May 22, 2013 6:55 am

agricultural economist says:
May 22, 2013 at 3:27 am
This means that you really have to look at such models in detail to be able to fundamentally criticize them.
====
a mathematician says otherwise. looking at the details is a fools errand when it comes to validating complex models. you will miss the forest for the trees.
there are very simple tests based on the use of “hidden data” – data that is kept hidden from both the model builders and the model itself – that can be used to test the skill of any complex model. if the model cannot predict the hidden data better than chance it has no skill, regardless of what the model details may be telling you.

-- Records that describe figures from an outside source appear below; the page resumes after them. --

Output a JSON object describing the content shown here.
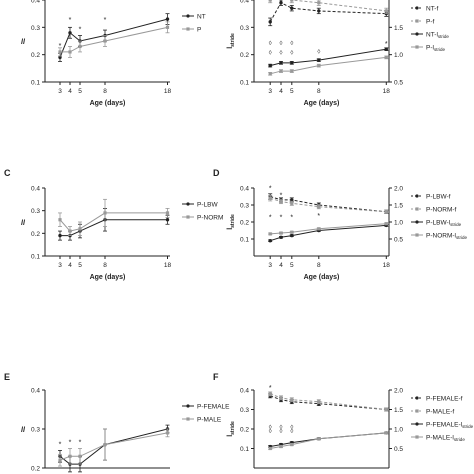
{
  "chart_data": [
    {
      "panel": "A",
      "panel_label_visible": false,
      "type": "line",
      "x": [
        3,
        4,
        5,
        8,
        18
      ],
      "xlabel": "Age (days)",
      "ylabel": "ll",
      "ylim": [
        0.1,
        0.4
      ],
      "yticks": [
        "0.1",
        "0.2",
        "0.3",
        "0.4"
      ],
      "show_top_tick": false,
      "xticks": [
        "3",
        "4",
        "5",
        "8",
        "18"
      ],
      "legend": "right",
      "series": [
        {
          "name": "NT",
          "values": [
            0.19,
            0.28,
            0.25,
            0.27,
            0.33
          ],
          "err": [
            0.015,
            0.02,
            0.02,
            0.02,
            0.02
          ],
          "dash": false,
          "color": "#222222",
          "marker": "circle"
        },
        {
          "name": "P",
          "values": [
            0.21,
            0.21,
            0.23,
            0.25,
            0.3
          ],
          "err": [
            0.015,
            0.02,
            0.02,
            0.02,
            0.02
          ],
          "dash": false,
          "color": "#999999",
          "marker": "square"
        }
      ],
      "annotations": [
        {
          "x": 3,
          "y": 0.225,
          "t": "*"
        },
        {
          "x": 4,
          "y": 0.32,
          "t": "*"
        },
        {
          "x": 5,
          "y": 0.285,
          "t": "*"
        },
        {
          "x": 8,
          "y": 0.32,
          "t": "*"
        }
      ]
    },
    {
      "panel": "B",
      "panel_label_visible": false,
      "type": "line",
      "x": [
        3,
        4,
        5,
        8,
        18
      ],
      "xlabel": "Age (days)",
      "ylabel": "l_stride",
      "ylim": [
        0.1,
        0.4
      ],
      "yticks": [
        "0.1",
        "0.2",
        "0.3",
        "0.4"
      ],
      "show_top_tick": false,
      "y2lim": [
        0.5,
        2.0
      ],
      "y2ticks": [
        "0.5",
        "1.0",
        "1.5"
      ],
      "xticks": [
        "3",
        "4",
        "5",
        "8",
        "18"
      ],
      "legend": "right",
      "series": [
        {
          "name": "NT-f",
          "axis": "right",
          "values": [
            1.6,
            1.95,
            1.85,
            1.8,
            1.75
          ],
          "err": [
            0.07,
            0.05,
            0.05,
            0.05,
            0.05
          ],
          "dash": true,
          "color": "#222222",
          "marker": "circle"
        },
        {
          "name": "P-f",
          "axis": "right",
          "values": [
            2.0,
            2.05,
            2.0,
            1.95,
            1.8
          ],
          "err": [
            0.05,
            0.05,
            0.05,
            0.05,
            0.05
          ],
          "dash": true,
          "color": "#999999",
          "marker": "square"
        },
        {
          "name": "NT-l",
          "sub": "stride",
          "axis": "left",
          "values": [
            0.16,
            0.17,
            0.17,
            0.18,
            0.22
          ],
          "err": [
            0.005,
            0.005,
            0.005,
            0.005,
            0.005
          ],
          "dash": false,
          "color": "#222222",
          "marker": "circle"
        },
        {
          "name": "P-l",
          "sub": "stride",
          "axis": "left",
          "values": [
            0.13,
            0.14,
            0.14,
            0.16,
            0.19
          ],
          "err": [
            0.005,
            0.005,
            0.005,
            0.005,
            0.005
          ],
          "dash": false,
          "color": "#999999",
          "marker": "square"
        }
      ],
      "annotations": [
        {
          "x": 3,
          "y": 0.235,
          "t": "◊"
        },
        {
          "x": 4,
          "y": 0.235,
          "t": "◊"
        },
        {
          "x": 5,
          "y": 0.235,
          "t": "◊"
        },
        {
          "x": 3,
          "y": 0.2,
          "t": "◊"
        },
        {
          "x": 4,
          "y": 0.2,
          "t": "◊"
        },
        {
          "x": 5,
          "y": 0.2,
          "t": "◊"
        },
        {
          "x": 4,
          "y": 0.4,
          "t": "◊"
        },
        {
          "x": 4,
          "y": 0.385,
          "t": "◊"
        },
        {
          "x": 8,
          "y": 0.205,
          "t": "◊"
        },
        {
          "x": 18,
          "y": 0.232,
          "t": "*"
        }
      ]
    },
    {
      "panel": "C",
      "panel_label_visible": true,
      "type": "line",
      "x": [
        3,
        4,
        5,
        8,
        18
      ],
      "xlabel": "Age (days)",
      "ylabel": "ll",
      "ylim": [
        0.1,
        0.4
      ],
      "yticks": [
        "0.1",
        "0.2",
        "0.3",
        "0.4"
      ],
      "show_top_tick": true,
      "xticks": [
        "3",
        "4",
        "5",
        "8",
        "18"
      ],
      "legend": "right",
      "series": [
        {
          "name": "P-LBW",
          "values": [
            0.19,
            0.19,
            0.21,
            0.26,
            0.26
          ],
          "err": [
            0.02,
            0.02,
            0.03,
            0.05,
            0.02
          ],
          "dash": false,
          "color": "#222222",
          "marker": "circle"
        },
        {
          "name": "P-NORM",
          "values": [
            0.26,
            0.21,
            0.22,
            0.29,
            0.29
          ],
          "err": [
            0.03,
            0.02,
            0.03,
            0.06,
            0.02
          ],
          "dash": false,
          "color": "#999999",
          "marker": "square"
        }
      ],
      "annotations": []
    },
    {
      "panel": "D",
      "panel_label_visible": true,
      "type": "line",
      "x": [
        3,
        4,
        5,
        8,
        18
      ],
      "xlabel": "Age (days)",
      "ylabel": "l_stride",
      "ylim": [
        0.0,
        0.4
      ],
      "yticks": [
        "0.1",
        "0.2",
        "0.3",
        "0.4"
      ],
      "show_top_tick": true,
      "y2lim": [
        0.0,
        2.0
      ],
      "y2ticks": [
        "0.5",
        "1.0",
        "1.5",
        "2.0"
      ],
      "xticks": [
        "3",
        "4",
        "5",
        "8",
        "18"
      ],
      "legend": "right",
      "series": [
        {
          "name": "P-LBW-f",
          "axis": "right",
          "values": [
            1.75,
            1.65,
            1.65,
            1.5,
            1.3
          ],
          "err": [
            0.08,
            0.06,
            0.06,
            0.06,
            0.05
          ],
          "dash": true,
          "color": "#222222",
          "marker": "circle"
        },
        {
          "name": "P-NORM-f",
          "axis": "right",
          "values": [
            1.7,
            1.6,
            1.55,
            1.45,
            1.3
          ],
          "err": [
            0.08,
            0.06,
            0.06,
            0.06,
            0.05
          ],
          "dash": true,
          "color": "#999999",
          "marker": "square"
        },
        {
          "name": "P-LBW-l",
          "sub": "stride",
          "axis": "left",
          "values": [
            0.09,
            0.11,
            0.12,
            0.15,
            0.18
          ],
          "err": [
            0.005,
            0.005,
            0.005,
            0.005,
            0.005
          ],
          "dash": false,
          "color": "#222222",
          "marker": "circle"
        },
        {
          "name": "P-NORM-l",
          "sub": "stride",
          "axis": "left",
          "values": [
            0.13,
            0.135,
            0.14,
            0.16,
            0.19
          ],
          "err": [
            0.005,
            0.005,
            0.005,
            0.005,
            0.005
          ],
          "dash": false,
          "color": "#999999",
          "marker": "square"
        }
      ],
      "annotations": [
        {
          "x": 3,
          "y": 0.385,
          "t": "*"
        },
        {
          "x": 4,
          "y": 0.345,
          "t": "*"
        },
        {
          "x": 3,
          "y": 0.215,
          "t": "*"
        },
        {
          "x": 4,
          "y": 0.215,
          "t": "*"
        },
        {
          "x": 5,
          "y": 0.215,
          "t": "*"
        },
        {
          "x": 8,
          "y": 0.225,
          "t": "*"
        }
      ]
    },
    {
      "panel": "E",
      "panel_label_visible": true,
      "type": "line",
      "x": [
        3,
        4,
        5,
        8,
        18
      ],
      "xlabel": "",
      "ylabel": "ll",
      "ylim": [
        0.2,
        0.4
      ],
      "yticks": [
        "0.2",
        "0.3",
        "0.4"
      ],
      "show_top_tick": true,
      "xticks": [],
      "legend": "right",
      "series": [
        {
          "name": "P-FEMALE",
          "values": [
            0.23,
            0.21,
            0.21,
            0.26,
            0.3
          ],
          "err": [
            0.015,
            0.02,
            0.02,
            0.04,
            0.01
          ],
          "dash": false,
          "color": "#222222",
          "marker": "circle"
        },
        {
          "name": "P-MALE",
          "values": [
            0.22,
            0.23,
            0.23,
            0.26,
            0.29
          ],
          "err": [
            0.015,
            0.02,
            0.02,
            0.04,
            0.01
          ],
          "dash": false,
          "color": "#999999",
          "marker": "square"
        }
      ],
      "annotations": [
        {
          "x": 3,
          "y": 0.255,
          "t": "*"
        },
        {
          "x": 4,
          "y": 0.26,
          "t": "*"
        },
        {
          "x": 5,
          "y": 0.26,
          "t": "*"
        }
      ]
    },
    {
      "panel": "F",
      "panel_label_visible": true,
      "type": "line",
      "x": [
        3,
        4,
        5,
        8,
        18
      ],
      "xlabel": "",
      "ylabel": "l_stride",
      "ylim": [
        0.0,
        0.4
      ],
      "yticks": [
        "0.1",
        "0.2",
        "0.3",
        "0.4"
      ],
      "show_top_tick": true,
      "y2lim": [
        0.0,
        2.0
      ],
      "y2ticks": [
        "0.5",
        "1.0",
        "1.5",
        "2.0"
      ],
      "xticks": [],
      "legend": "right",
      "series": [
        {
          "name": "P-FEMALE-f",
          "axis": "right",
          "values": [
            1.85,
            1.75,
            1.7,
            1.65,
            1.5
          ],
          "err": [
            0.05,
            0.05,
            0.05,
            0.05,
            0.04
          ],
          "dash": true,
          "color": "#222222",
          "marker": "circle"
        },
        {
          "name": "P-MALE-f",
          "axis": "right",
          "values": [
            1.9,
            1.8,
            1.75,
            1.7,
            1.5
          ],
          "err": [
            0.05,
            0.05,
            0.05,
            0.05,
            0.04
          ],
          "dash": true,
          "color": "#999999",
          "marker": "square"
        },
        {
          "name": "P-FEMALE-l",
          "sub": "stride",
          "axis": "left",
          "values": [
            0.11,
            0.12,
            0.13,
            0.15,
            0.18
          ],
          "err": [
            0.005,
            0.005,
            0.005,
            0.005,
            0.005
          ],
          "dash": false,
          "color": "#222222",
          "marker": "circle"
        },
        {
          "name": "P-MALE-l",
          "sub": "stride",
          "axis": "left",
          "values": [
            0.1,
            0.11,
            0.12,
            0.15,
            0.18
          ],
          "err": [
            0.005,
            0.005,
            0.005,
            0.005,
            0.005
          ],
          "dash": false,
          "color": "#999999",
          "marker": "square"
        }
      ],
      "annotations": [
        {
          "x": 3,
          "y": 0.4,
          "t": "*"
        },
        {
          "x": 3,
          "y": 0.2,
          "t": "◊"
        },
        {
          "x": 4,
          "y": 0.2,
          "t": "◊"
        },
        {
          "x": 5,
          "y": 0.2,
          "t": "◊"
        },
        {
          "x": 3,
          "y": 0.18,
          "t": "◊"
        },
        {
          "x": 4,
          "y": 0.18,
          "t": "◊"
        },
        {
          "x": 5,
          "y": 0.18,
          "t": "◊"
        }
      ]
    }
  ]
}
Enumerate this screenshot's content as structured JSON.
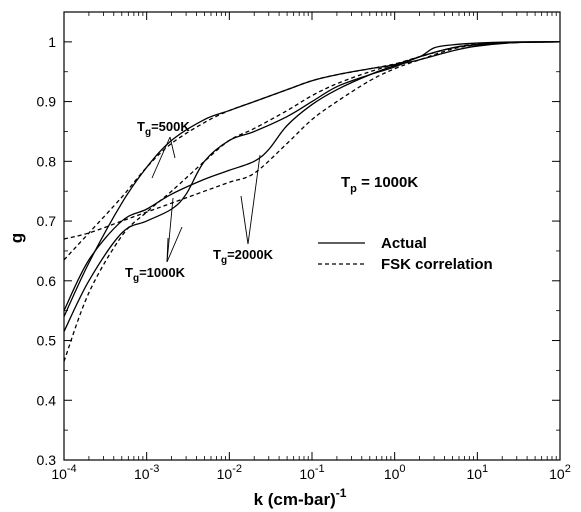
{
  "chart_data": {
    "type": "line",
    "xlabel": "k (cm-bar)",
    "xlabel_sup": "-1",
    "ylabel": "g",
    "x_scale": "log",
    "xlim": [
      0.0001,
      100
    ],
    "ylim": [
      0.3,
      1.05
    ],
    "x_ticks": [
      {
        "base": "10",
        "exp": "-4"
      },
      {
        "base": "10",
        "exp": "-3"
      },
      {
        "base": "10",
        "exp": "-2"
      },
      {
        "base": "10",
        "exp": "-1"
      },
      {
        "base": "10",
        "exp": "0"
      },
      {
        "base": "10",
        "exp": "1"
      },
      {
        "base": "10",
        "exp": "2"
      }
    ],
    "y_ticks": [
      "0.3",
      "0.4",
      "0.5",
      "0.6",
      "0.7",
      "0.8",
      "0.9",
      "1"
    ],
    "grid": false,
    "legend": {
      "placement": "right-middle",
      "entries": [
        {
          "label": "Actual",
          "style": "solid"
        },
        {
          "label": "FSK correlation",
          "style": "dashed"
        }
      ]
    },
    "annotations": [
      {
        "base": "T",
        "sub": "g",
        "rest": "=500K"
      },
      {
        "base": "T",
        "sub": "g",
        "rest": "=1000K"
      },
      {
        "base": "T",
        "sub": "g",
        "rest": "=2000K"
      },
      {
        "base": "T",
        "sub": "p",
        "rest": " = 1000K"
      }
    ],
    "series": [
      {
        "style": "solid",
        "color": "#000000",
        "x": [
          0.0001,
          0.0002,
          0.0005,
          0.001,
          0.002,
          0.005,
          0.01,
          0.02,
          0.05,
          0.1,
          0.2,
          0.5,
          1,
          2,
          3,
          5,
          10,
          30,
          100
        ],
        "y": [
          0.54,
          0.63,
          0.73,
          0.79,
          0.835,
          0.87,
          0.885,
          0.9,
          0.92,
          0.935,
          0.945,
          0.955,
          0.962,
          0.975,
          0.99,
          0.995,
          0.998,
          1.0,
          1.0
        ]
      },
      {
        "style": "solid",
        "color": "#000000",
        "x": [
          0.0001,
          0.0002,
          0.0005,
          0.001,
          0.002,
          0.003,
          0.005,
          0.01,
          0.02,
          0.05,
          0.1,
          0.2,
          0.5,
          1,
          2,
          5,
          10,
          30,
          100
        ],
        "y": [
          0.515,
          0.6,
          0.68,
          0.7,
          0.72,
          0.745,
          0.8,
          0.835,
          0.85,
          0.875,
          0.9,
          0.925,
          0.945,
          0.958,
          0.975,
          0.99,
          0.995,
          0.999,
          1.0
        ]
      },
      {
        "style": "solid",
        "color": "#000000",
        "x": [
          0.0001,
          0.0002,
          0.0005,
          0.001,
          0.002,
          0.005,
          0.01,
          0.02,
          0.03,
          0.05,
          0.1,
          0.2,
          0.5,
          1,
          2,
          5,
          10,
          30,
          100
        ],
        "y": [
          0.55,
          0.635,
          0.7,
          0.72,
          0.745,
          0.77,
          0.785,
          0.8,
          0.82,
          0.86,
          0.895,
          0.92,
          0.945,
          0.96,
          0.97,
          0.985,
          0.993,
          0.999,
          1.0
        ]
      },
      {
        "style": "dashed",
        "color": "#000000",
        "x": [
          0.0001,
          0.0002,
          0.0005,
          0.001,
          0.002,
          0.005,
          0.01,
          0.02,
          0.05,
          0.1,
          0.2,
          0.5,
          1,
          2,
          5,
          10,
          30,
          100
        ],
        "y": [
          0.635,
          0.68,
          0.74,
          0.79,
          0.83,
          0.865,
          0.885,
          0.9,
          0.92,
          0.935,
          0.945,
          0.955,
          0.963,
          0.975,
          0.99,
          0.996,
          0.999,
          1.0
        ]
      },
      {
        "style": "dashed",
        "color": "#000000",
        "x": [
          0.0001,
          0.0002,
          0.0005,
          0.001,
          0.002,
          0.005,
          0.01,
          0.02,
          0.05,
          0.1,
          0.2,
          0.5,
          1,
          2,
          5,
          10,
          30,
          100
        ],
        "y": [
          0.465,
          0.58,
          0.675,
          0.715,
          0.75,
          0.8,
          0.835,
          0.855,
          0.885,
          0.91,
          0.93,
          0.95,
          0.962,
          0.975,
          0.99,
          0.996,
          0.999,
          1.0
        ]
      },
      {
        "style": "dashed",
        "color": "#000000",
        "x": [
          0.0001,
          0.0002,
          0.0005,
          0.001,
          0.002,
          0.005,
          0.01,
          0.02,
          0.05,
          0.1,
          0.2,
          0.5,
          1,
          2,
          5,
          10,
          30,
          100
        ],
        "y": [
          0.67,
          0.68,
          0.7,
          0.715,
          0.73,
          0.75,
          0.765,
          0.78,
          0.83,
          0.87,
          0.9,
          0.935,
          0.955,
          0.97,
          0.988,
          0.995,
          0.999,
          1.0
        ]
      }
    ]
  }
}
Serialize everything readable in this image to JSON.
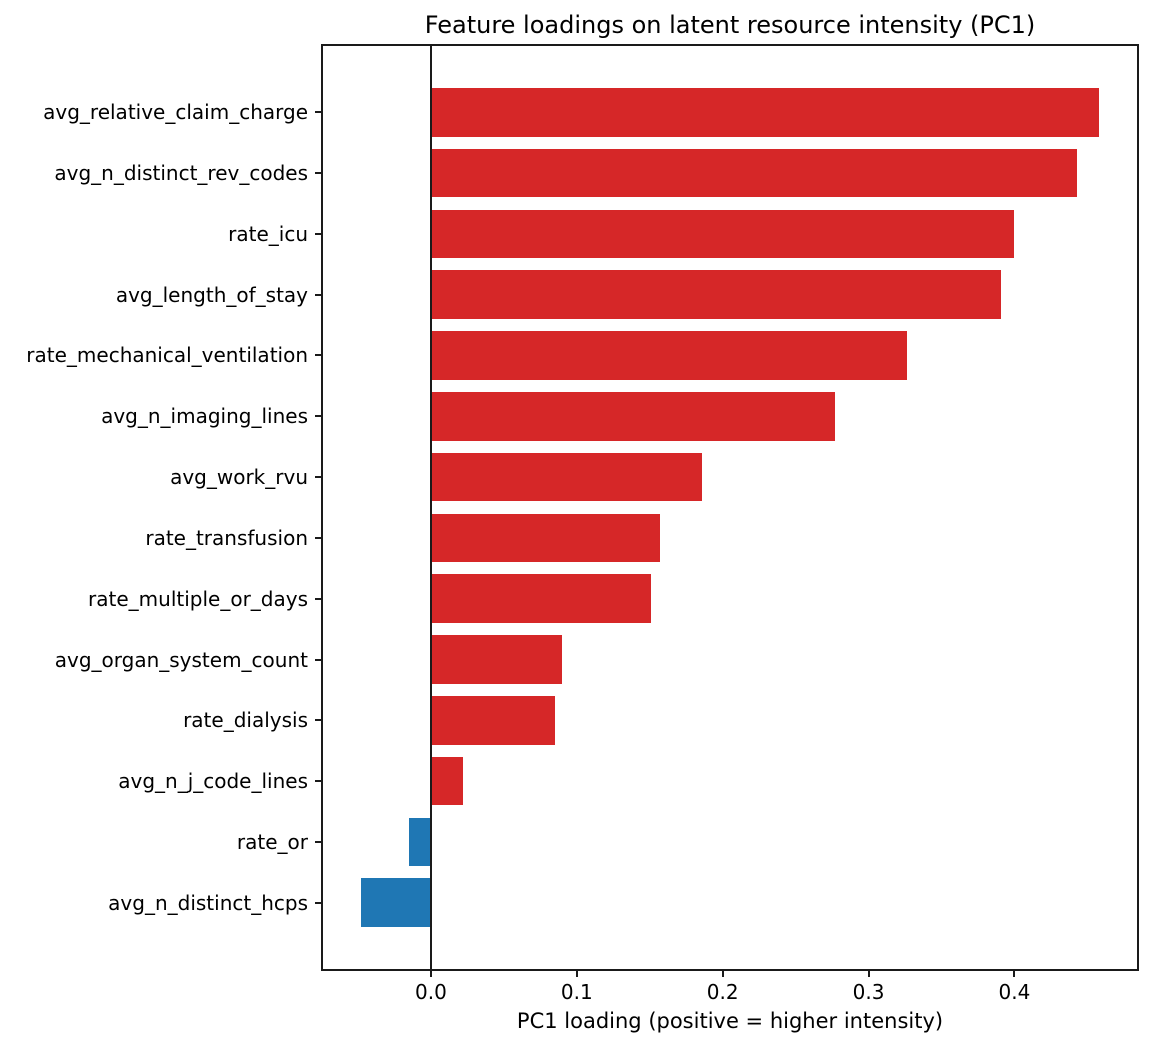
{
  "title": "Feature loadings on latent resource intensity (PC1)",
  "chart_data": {
    "type": "bar",
    "orientation": "horizontal",
    "title": "Feature loadings on latent resource intensity (PC1)",
    "xlabel": "PC1 loading (positive = higher intensity)",
    "ylabel": "",
    "categories": [
      "avg_relative_claim_charge",
      "avg_n_distinct_rev_codes",
      "rate_icu",
      "avg_length_of_stay",
      "rate_mechanical_ventilation",
      "avg_n_imaging_lines",
      "avg_work_rvu",
      "rate_transfusion",
      "rate_multiple_or_days",
      "avg_organ_system_count",
      "rate_dialysis",
      "avg_n_j_code_lines",
      "rate_or",
      "avg_n_distinct_hcps"
    ],
    "values": [
      0.458,
      0.443,
      0.4,
      0.391,
      0.326,
      0.277,
      0.186,
      0.157,
      0.151,
      0.09,
      0.085,
      0.022,
      -0.015,
      -0.048
    ],
    "xlim": [
      -0.074,
      0.484
    ],
    "xticks": [
      0.0,
      0.1,
      0.2,
      0.3,
      0.4
    ],
    "xtick_labels": [
      "0.0",
      "0.1",
      "0.2",
      "0.3",
      "0.4"
    ],
    "grid": false,
    "legend": null,
    "zero_line": true,
    "colors": {
      "positive_bar": "#d62728",
      "negative_bar": "#1f77b4",
      "axis": "#1a1a1a",
      "text": "#000000",
      "background": "#ffffff"
    }
  }
}
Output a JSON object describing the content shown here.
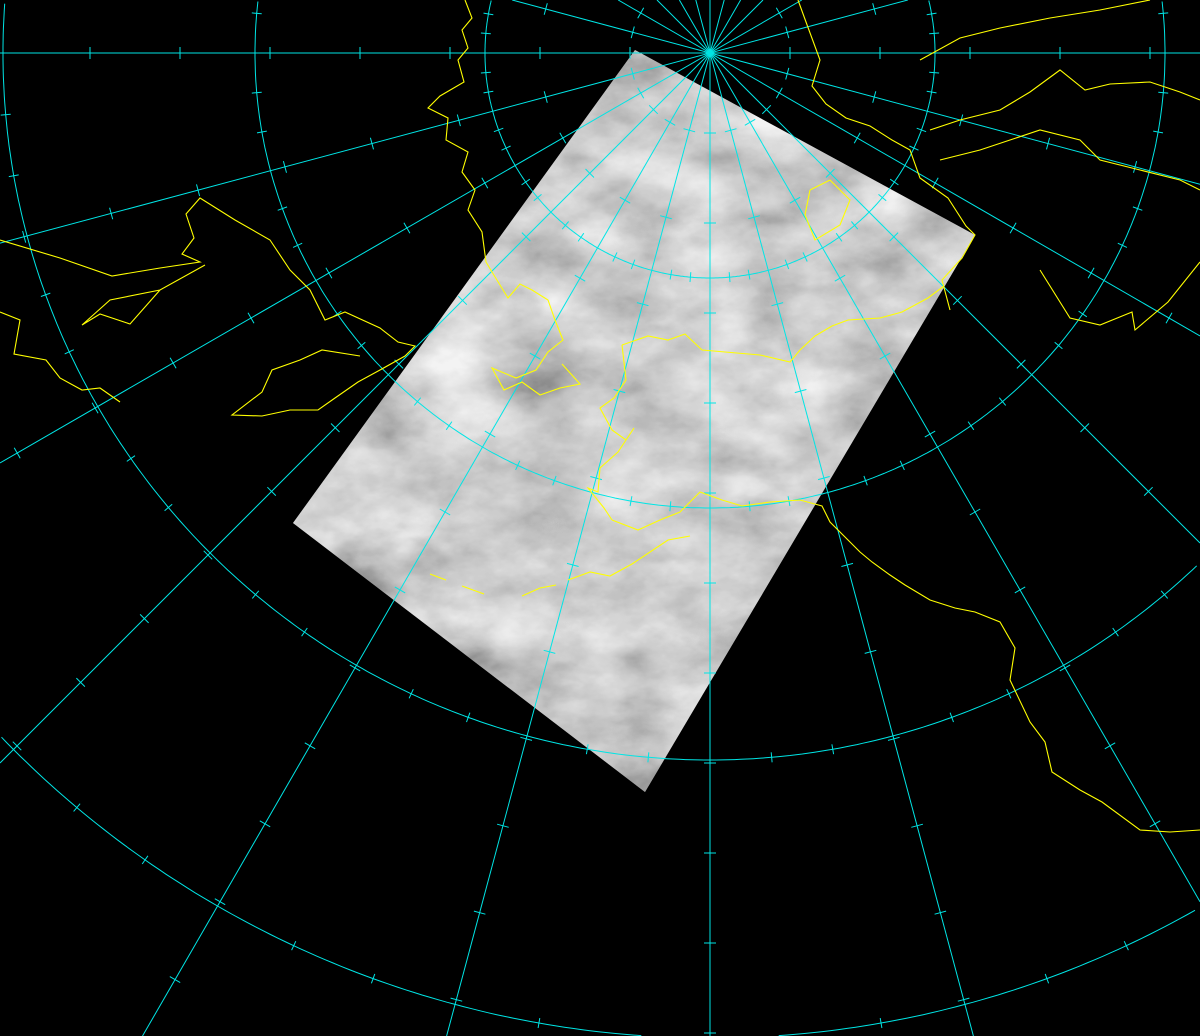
{
  "map": {
    "background": "#000000",
    "graticule_color": "#00e5e5",
    "coastline_color": "#ffff00",
    "imagery_tone_light": "#c8c8c8",
    "imagery_tone_dark": "#6e6e6e"
  }
}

where the model builders go off the rails is in assuming that the model are predicting the future. They are almost certainly not, because predicting the future is quite a complex problem. what the models are almost certainly predicting is what the model builders believe the future will be. this is a much simpler problem because the model builders will tell you what they believe the future will be if you ask them.
and this is what the models are doing when they print out a projection. they are asking the model builders “is this correct? is this what you believe?” if it is, if the answer is “yes” then the model builders will leave the model as is. if the model builders say “no”, then the models builders will change the model. in this fashion the models are always asking the model builders what they believe to be correct.